The Government also say that they want clinicians to lead changes in the NHS, but their Health and Social Care Bill fails to guarantee even that GPs will be running consortia, let alone that hospital doctors, nurses or other NHS staff, who are so crucial to improving the quality of care, will be involved. As eight of the country’s leading patient charities said in a letter to The Times last month:
“The reforms will place £80 billion of the NHS budget into the hands of GPs, but plans to make GP consortia accountable to the public are far too weak.”
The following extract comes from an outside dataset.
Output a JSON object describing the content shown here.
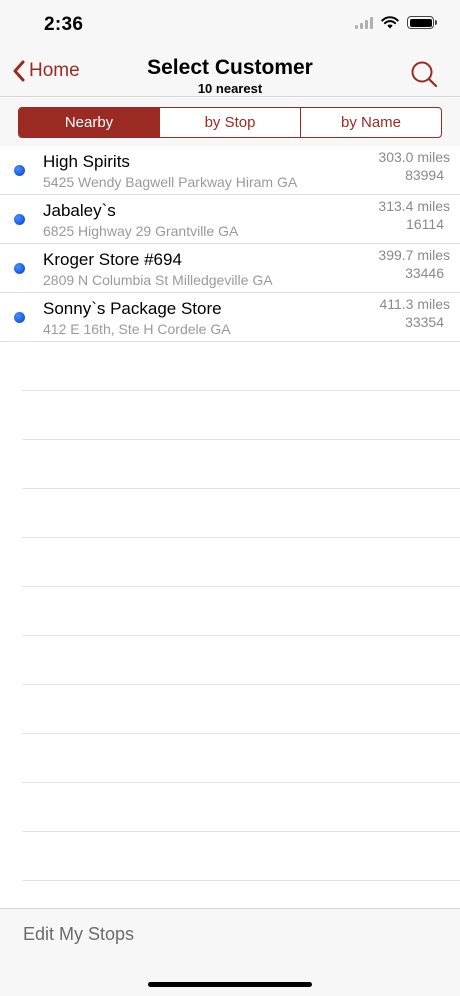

There is no requirement to have elected representatives on GP consortia, as the coalition agreement promised for primary care trusts. The new health and well-being boards will have no power to require GP consortia to do anything, and local councils’ scrutiny committees will actually lose some of their powers to refer decisions to the independent reconfiguration panel in the case of services not on the safe list of designated services.
At the heart of the Bill are proposals to change the NHS fundamentally that the Secretary of State simply does not want to talk about: his plans to run the NHS along the same lines as the gas and electricity companies.
I know that the hon. Lady is a hard-working fellow Leicestershire MP, but I disagree with her. Is not the fundamental principle of the Bill, as we have discussed in the Public Bill Committee, that what constituents want is an NHS free at the point of need and the delivery of services, and funded by taxpayers? Which part of the Bill changes that fundamental principle?
What patients want is their views and voices to be heard. As the hon. Lady well knows, eight of the country’s leading patient charities, including the Alzheimer’s Society, Asthma UK and Diabetes UK, have said that the patient and public voice is not strong enough under the Bill, and they have demanded changes. I respectfully ask that she look at their comments and act on their views.
The fundamental issues at the heart of the Bill are turning Monitor, which is currently responsible for foundation trusts, into a powerful new economic regulator to promote competition across the NHS, and enshrining UK and EU competition law into primary legislation on the NHS for the first time. That is not my view but the view of David Bennett, the new chairman of Monitor, expressed in his evidence to the Public Bill Committee. The Government are explicitly modelling the NHS on the gas, electricity, railway and telecoms industries. Government Members who are shaking their heads or looking blank should read the explanatory notes to the Bill, which make that absolutely clear.